Oysa ulusal düzeyde asgari ücretin belirlenmesi bir ülkede yapılan en üst düzeyli toplu pazarlıktır. Hele ki Türkiye gibi ücretli çalışanların yaklaşık yarısının asgari ücret ve ona yakın bir ücret aldığı, geri kalanın çok önemli bölümünün ise ücreti, sigorta primi ve kıdem tazminatının asgari ücret esas alınarak belirlendiği düşünüldüğünde… Buna bir de ücretlilerin bakmakla yükümlü oldukları eklenirse, asgari ücret pazarlığının etkilediği kitle ve bunun toplumsal önemi daha iyi görülebilir.

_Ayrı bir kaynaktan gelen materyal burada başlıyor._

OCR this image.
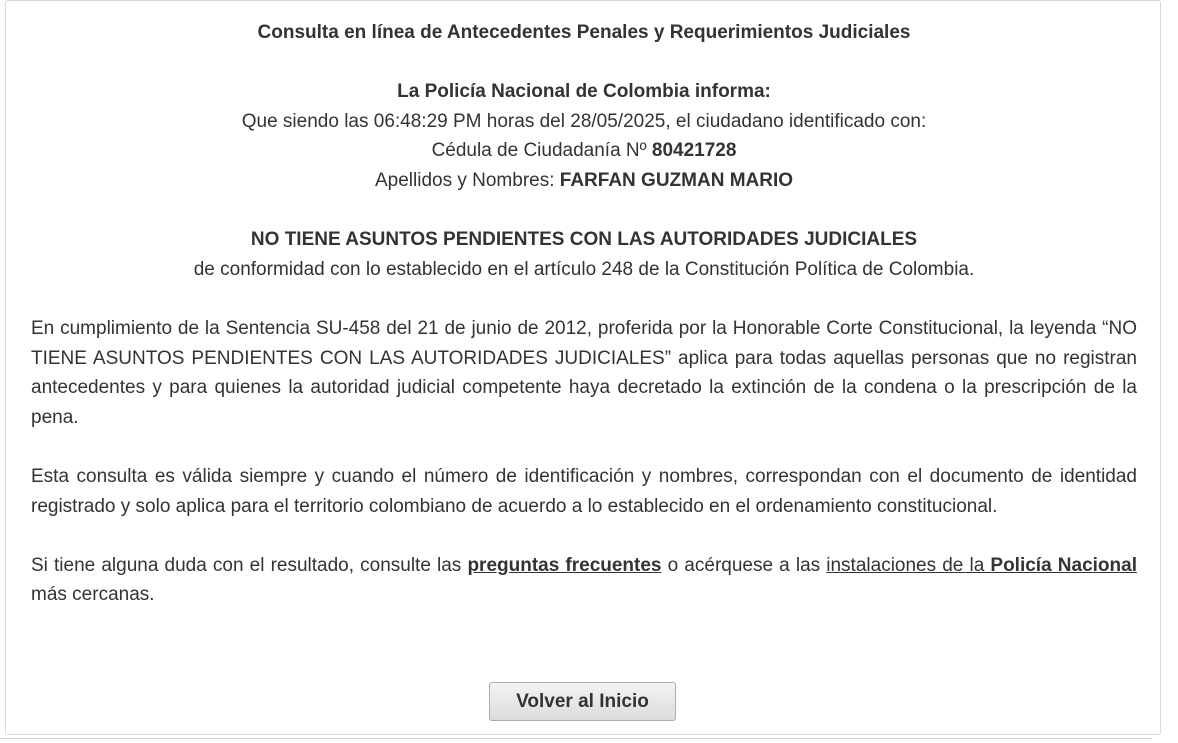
Consulta en línea de Antecedentes Penales y Requerimientos Judiciales

La Policía Nacional de Colombia informa:

Que siendo las 06:48:29 PM horas del 28/05/2025, el ciudadano identificado con:

Cédula de Ciudadanía Nº 80421728

Apellidos y Nombres: FARFAN GUZMAN MARIO

NO TIENE ASUNTOS PENDIENTES CON LAS AUTORIDADES JUDICIALES

de conformidad con lo establecido en el artículo 248 de la Constitución Política de Colombia.

En cumplimiento de la Sentencia SU-458 del 21 de junio de 2012, proferida por la Honorable Corte Constitucional, la leyenda “NO TIENE ASUNTOS PENDIENTES CON LAS AUTORIDADES JUDICIALES” aplica para todas aquellas personas que no registran antecedentes y para quienes la autoridad judicial competente haya decretado la extinción de la condena o la prescripción de la pena.

Esta consulta es válida siempre y cuando el número de identificación y nombres, correspondan con el documento de identidad registrado y solo aplica para el territorio colombiano de acuerdo a lo establecido en el ordenamiento constitucional.

Si tiene alguna duda con el resultado, consulte las preguntas frecuentes o acérquese a las instalaciones de la Policía Nacional más cercanas.

Volver al Inicio
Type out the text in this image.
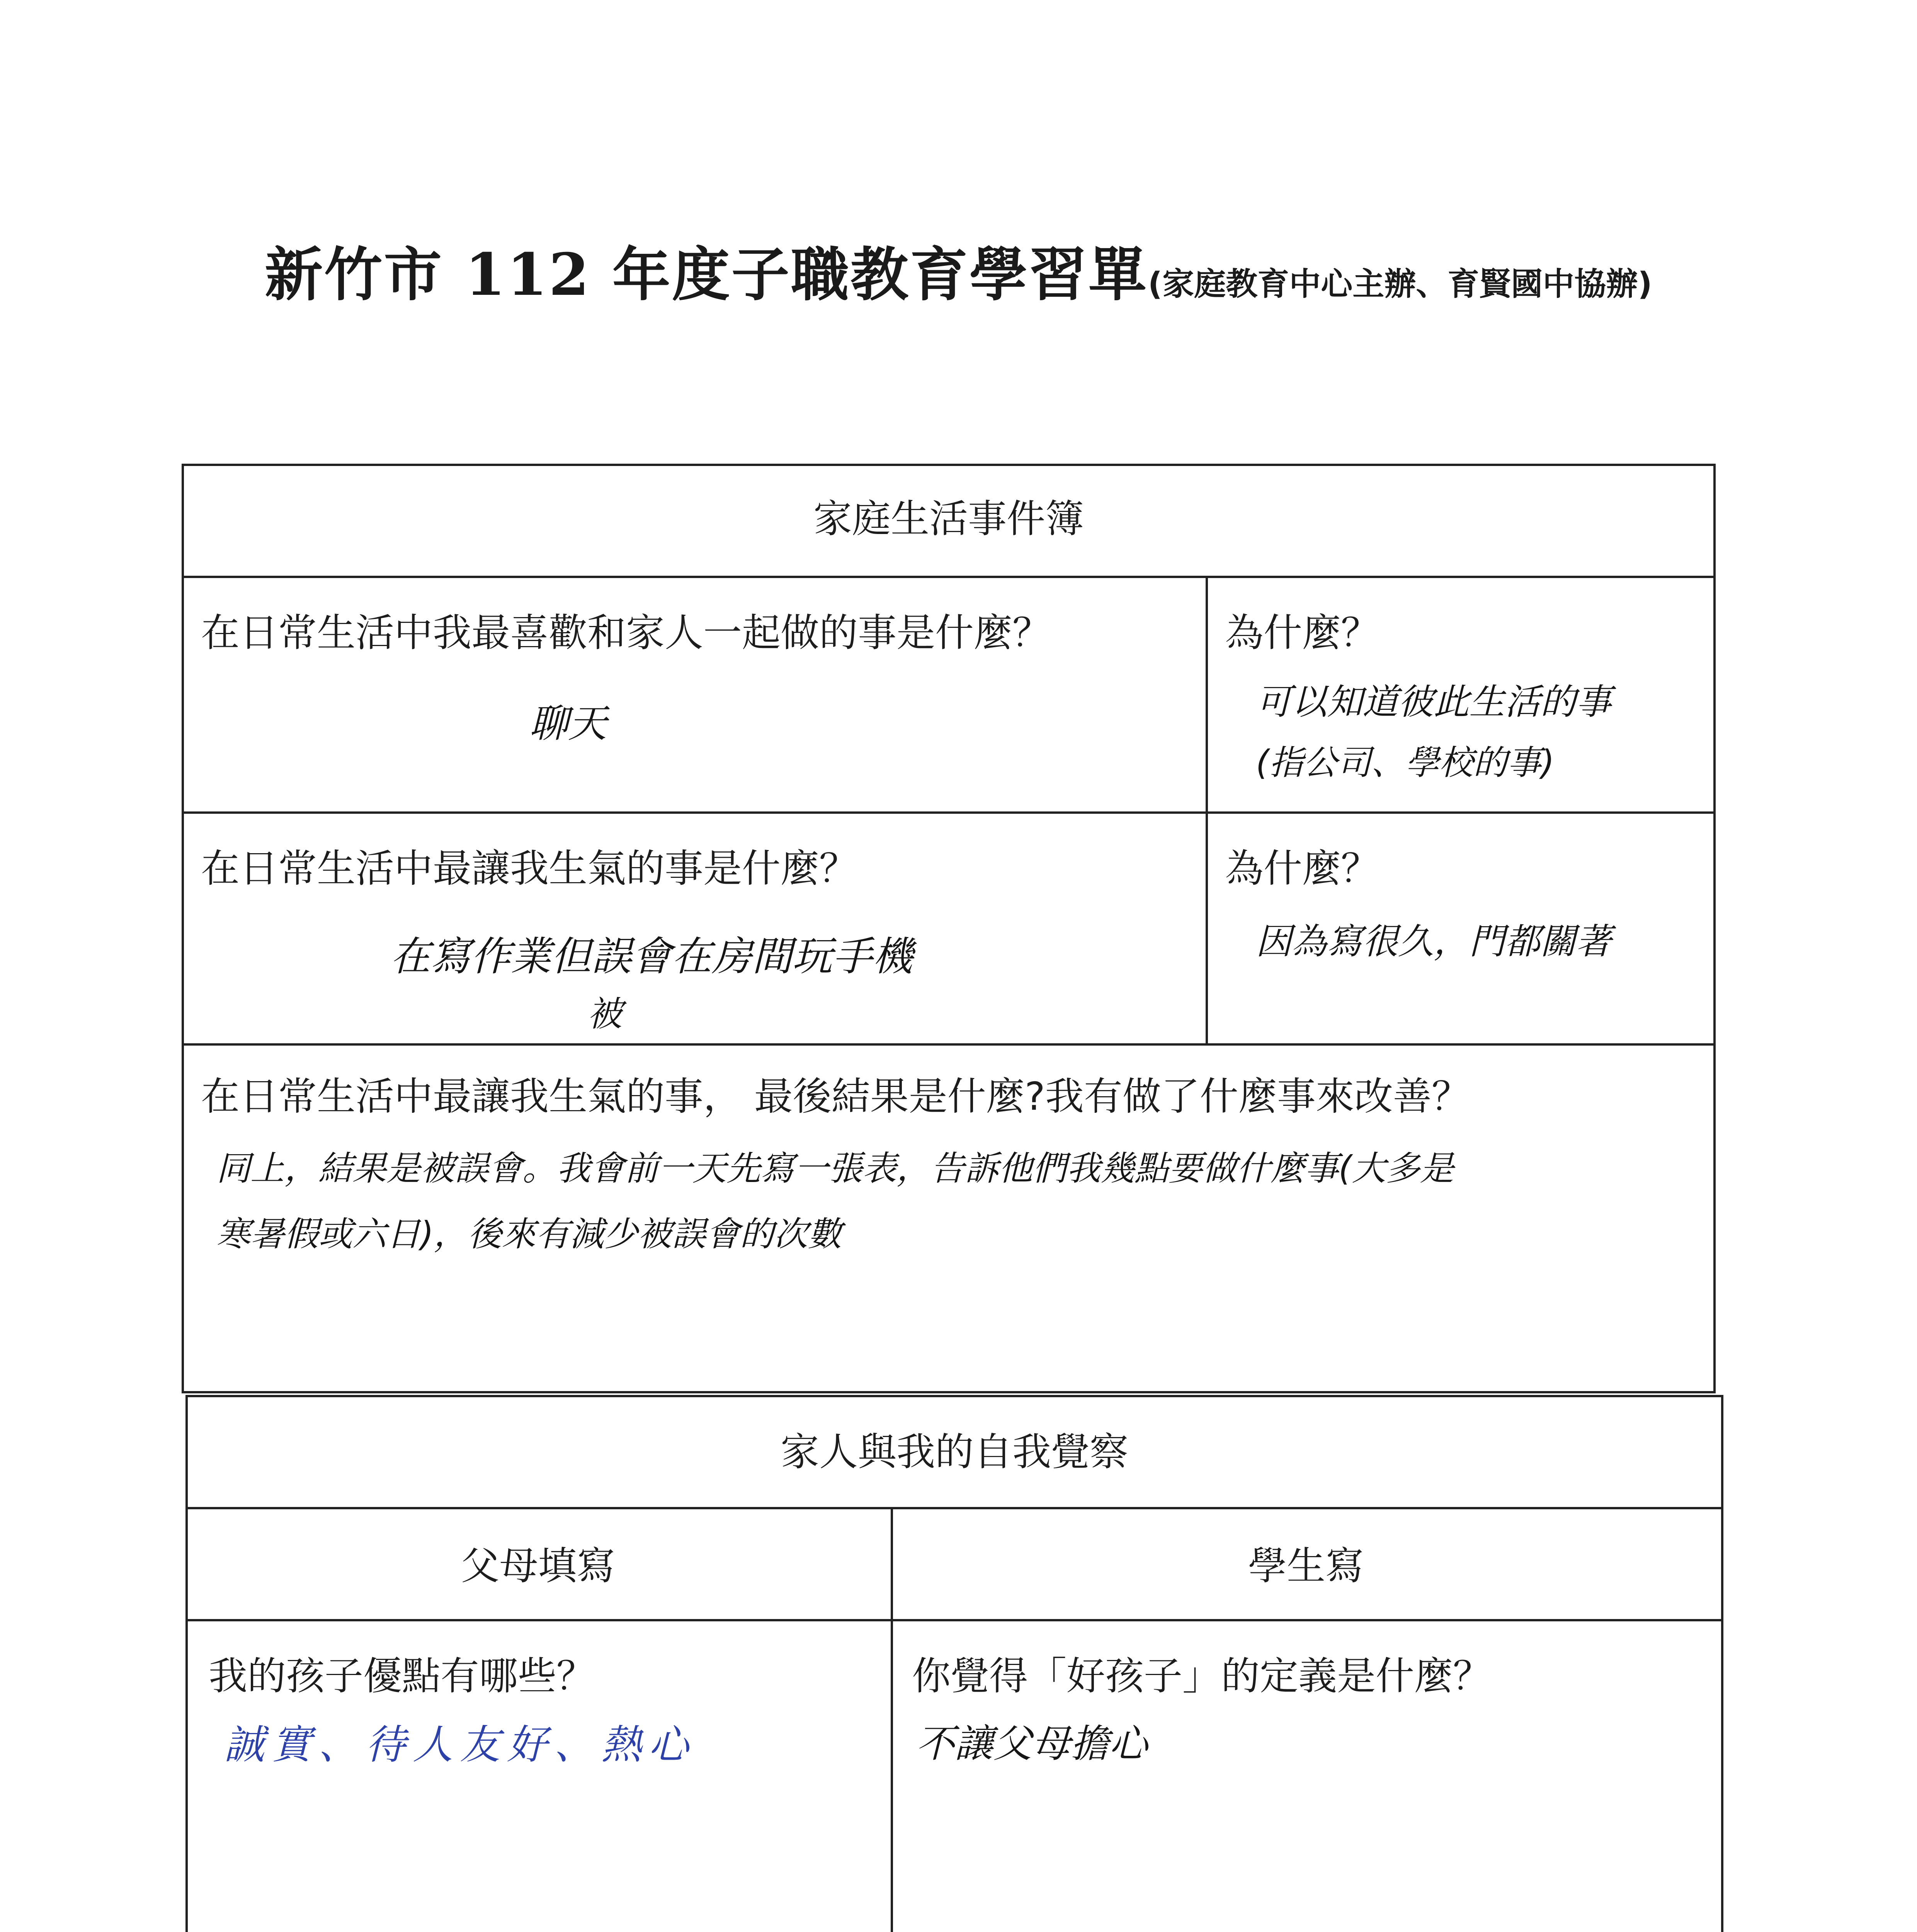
新竹市 112 年度子職教育學習單(家庭教育中心主辦、育賢國中協辦)
家庭生活事件簿
在日常生活中我最喜歡和家人一起做的事是什麼？
聊天
為什麼？
可以知道彼此生活的事
(指公司、學校的事)
在日常生活中最讓我生氣的事是什麼？
在寫作業但誤會在房間玩手機
被
為什麼？
因為寫很久，門都關著
在日常生活中最讓我生氣的事， 最後結果是什麼?我有做了什麼事來改善？
同上，結果是被誤會。我會前一天先寫一張表，告訴他們我幾點要做什麼事(大多是
寒暑假或六日)，後來有減少被誤會的次數
家人與我的自我覺察
父母填寫	學生寫
我的孩子優點有哪些？
誠實、待人友好、熱心
你覺得「好孩子」的定義是什麼？
不讓父母擔心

Bunun anlamı şudur: Asgari Ücret Tespit Komisyonu adıyla kurulan masada, Türkiye nüfusunun yüzde 75-80 gibi büyük çoğunluğunun sofrasına kaç dilim ekmek koyacağının, nasıl bir evde oturacağının, sağlığı ve çocuğunun eğitimi için ne kadar harcama yapıp ne kadar hizmet alabileceğinin kısacası, yaşamın tümünü etkileyecek bir gelirin pazarlığının yapılması gerekir. Bu pazarlıkta on milyonlarca emekçi ve ailesini temsil eden Türk İş’ten de üzerindeki sorumluluğun bilinciyle hareket etmesini beklemek tüm emekçilerin hakkıdır.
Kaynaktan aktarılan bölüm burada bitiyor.